Je vous appelle, beaux copains de l'amertume,
Qui trainez sur le port des corps émerveillés,
Et vous, ma reine, brune amie des grands voiliers
Qui vous parlent d'amour dans les longs crépuscules.
Audisio, africain, et jeanne près de toi,
Chère fraternité méditerranéenne,
Sur la terrasse, où tous nos soleils se rejoignent,
Nous nous retrouverons une dernière fois,
Venez.

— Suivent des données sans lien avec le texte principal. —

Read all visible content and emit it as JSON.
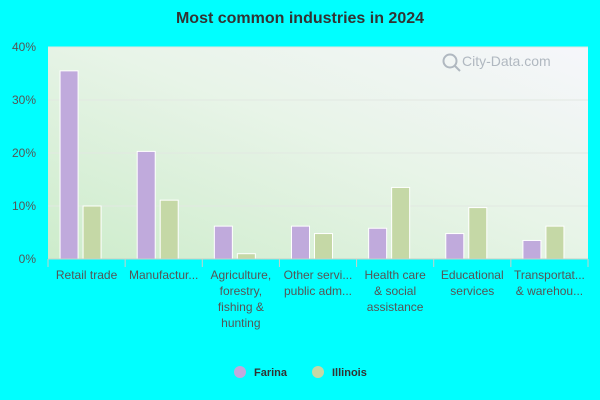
{
  "chart_data": {
    "type": "bar",
    "title": "Most common industries in 2024",
    "categories": [
      [
        "Retail trade"
      ],
      [
        "Manufactur..."
      ],
      [
        "Agriculture,",
        "forestry,",
        "fishing &",
        "hunting"
      ],
      [
        "Other servi...",
        "public adm..."
      ],
      [
        "Health care",
        "& social",
        "assistance"
      ],
      [
        "Educational",
        "services"
      ],
      [
        "Transportat...",
        "& warehou..."
      ]
    ],
    "series": [
      {
        "name": "Farina",
        "color": "#c0aadc",
        "values": [
          35.5,
          20.3,
          6.2,
          6.2,
          5.8,
          4.8,
          3.5
        ]
      },
      {
        "name": "Illinois",
        "color": "#c5d8a6",
        "values": [
          10.0,
          11.1,
          1.0,
          4.8,
          13.5,
          9.7,
          6.2
        ]
      }
    ],
    "y_ticks": [
      "0%",
      "10%",
      "20%",
      "30%",
      "40%"
    ],
    "ylim": [
      0,
      40
    ],
    "grid": true,
    "legend": "bottom-center"
  },
  "watermark": "City-Data.com"
}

L'éternité monte dans le silence
Et l'ombre qui nous prend épuise sa douceur
Ah! ne sentez-vous pas, vivantes, les présences
D'innombrables absents qui nous touchent le coeur?
Les vergues arrêtées dans la nuit maritime
Où les étoiles sont la route de demain,
Emeuvent à la mort, sur la porte voisine,
Des femmes appuyées à d'inquiétants destins.
Et c'est ce moment-là que choisit pour sa plainte,
Lointain, sur l'autre rive, un accordéon nu
Qui ramasse l'amour de ces femmes atteintes
Et nous porte celui d'un ami inconnu.
La détresse muette et l'espoir se mélangent;
Un crime passionnel fleurit sur les pavés.
La barque sans fanal, portant le mauvais ange,
Accoste au coin du port, après minuit passé.
Il descend sur le quai et glisse sous les bâches;
Les navires ancrés tremblent de son désir;
Des feux intermittents s'allument et se cachent
Aux masques des maisons de nos anciens plaisirs.
Venez, c'est l'heure amère. Au dedans de nous-mêmes
Se lèvent sans un mot de déchirants aveux;
Venez, c'est l'heure seule et terrible où l'on aime
La bouche faible qui vous ferme les deux yeux.